Julie parou e Calum conseguia imaginá-la olhando para os lados, como se o procurasse, com a comida a meio caminho da boca.

—Como você... – Ela chiou, assustada.

—Julie, eu te conheço desde pequena – disse Calum, paciente – você não deixaria ninguém em paz até está comendo.

—Ele já se acalmou? – perguntou ela, indo direto ao que queria saber.

Calum olhou de lado para Luke que estava fazendo um trabalho impressionante em perder todas as vidas que conseguiu e tentou ver qual era a melhor resposta... Não que precisasse, porque essa era Julie, porque Calum a conhecia e sabia qual era a resposta que ela queria ouvir.

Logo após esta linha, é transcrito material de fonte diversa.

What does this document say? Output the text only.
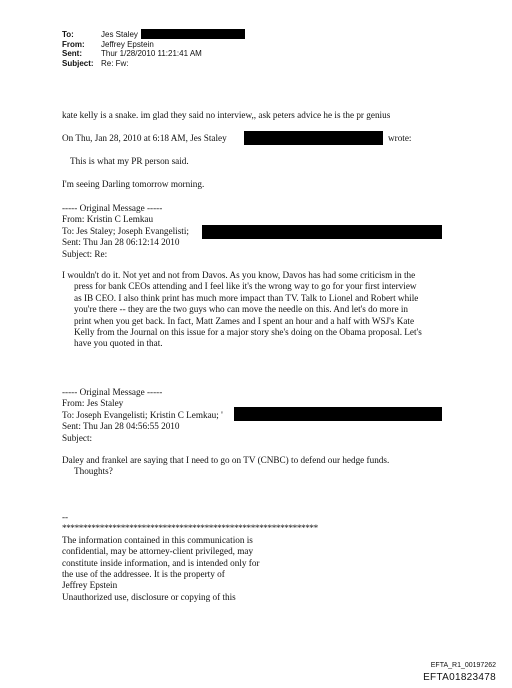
To:	Jes Staley
From:	Jeffrey Epstein
Sent:	Thur 1/28/2010 11:21:41 AM
Subject: Re: Fw:
kate kelly is a snake. im glad they said no interview,, ask peters advice he is the pr genius
On Thu, Jan 28, 2010 at 6:18 AM, Jes Staley	wrote:
This is what my PR person said.
I'm seeing Darling tomorrow morning.
----- Original Message -----
From: Kristin C Lemkau
To: Jes Staley; Joseph Evangelisti;
Sent: Thu Jan 28 06:12:14 2010
Subject: Re:
I wouldn't do it. Not yet and not from Davos. As you know, Davos has had some criticism in the
press for bank CEOs attending and I feel like it's the wrong way to go for your first interview
as IB CEO. I also think print has much more impact than TV. Talk to Lionel and Robert while
you're there -- they are the two guys who can move the needle on this. And let's do more in
print when you get back. In fact, Matt Zames and I spent an hour and a half with WSJ's Kate
Kelly from the Journal on this issue for a major story she's doing on the Obama proposal. Let's
have you quoted in that.
----- Original Message -----
From: Jes Staley
To: Joseph Evangelisti; Kristin C Lemkau; '
Sent: Thu Jan 28 04:56:55 2010
Subject:
Daley and frankel are saying that I need to go on TV (CNBC) to defend our hedge funds.
Thoughts?
--
*************************************************************
The information contained in this communication is
confidential, may be attorney-client privileged, may
constitute inside information, and is intended only for
the use of the addressee. It is the property of
Jeffrey Epstein
Unauthorized use, disclosure or copying of this
EFTA_R1_00197262
EFTA01823478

E dar a Julie o que ela queria era a resposta para fazê-la mais egoísta, mimada, mas era a resposta mais rápida.

—Não.

Julie fez um barulho que, para Calum, parecia satisfação – e deveria ser, porque aquela era Julie e Julie amava ser colocada em primeiro lugar.

—Eu estou com um amigo meu...

—Você não te amigos, Julie – interrompeu Calum.

—Ha ha ha. Muito engraçado. E o que você é?

—Eu sou seu irmãozinho! – exclamou ele, olhando de canto de olho para Luke, que deu uma olhada igual e depois se concentrou no jogo. Calum não via razão para isso, jogar ou não jogar parecia o mesmo, dava no mesmo caminho, a morte seria menos indolor para o personagem se Luke o deixasse parado, esperando a morte certa.

—Certo – disse Julie, sem discordar do "irmãozinho", sem comentar que ele era o mais velho. – Diga para o idiota que já estou indo.

—Está tarde, faça esse seu “amigo” imaginário te trazer...

—Você não me conhece desde pequena? – interrompeu Julie. – Se preocupe mais em passar de nível, Calum.

E então ela desligou.

Na sua cara.

Agora Calum entendia a revolta de Luke.

Por que quem desliga na cara dos outros?

Por que ela tinha desligado na sua cara quando ele estava sendo tão educado?

—Eu sei – disse Luke, simplesmente, sem olhá-lo, sem ver a expressão que seu amigo deveria estar fazendo, porque conhecia o sentimento, porque o conhecia, porque conhecia Julie, porque conhecimento era um fardo e aquele jogo estava perdido. – Eu deveria ter salvo antes, mas... – Ee deu de ombros, sem culpa, enquanto se levantava. – Ops. Vamos.

—Vamos? – ecoou Calum. – Para onde? Está nevando!

—Eeeexato! – comemorou Luke, levantando a mão para o alto. – Guerra de neve!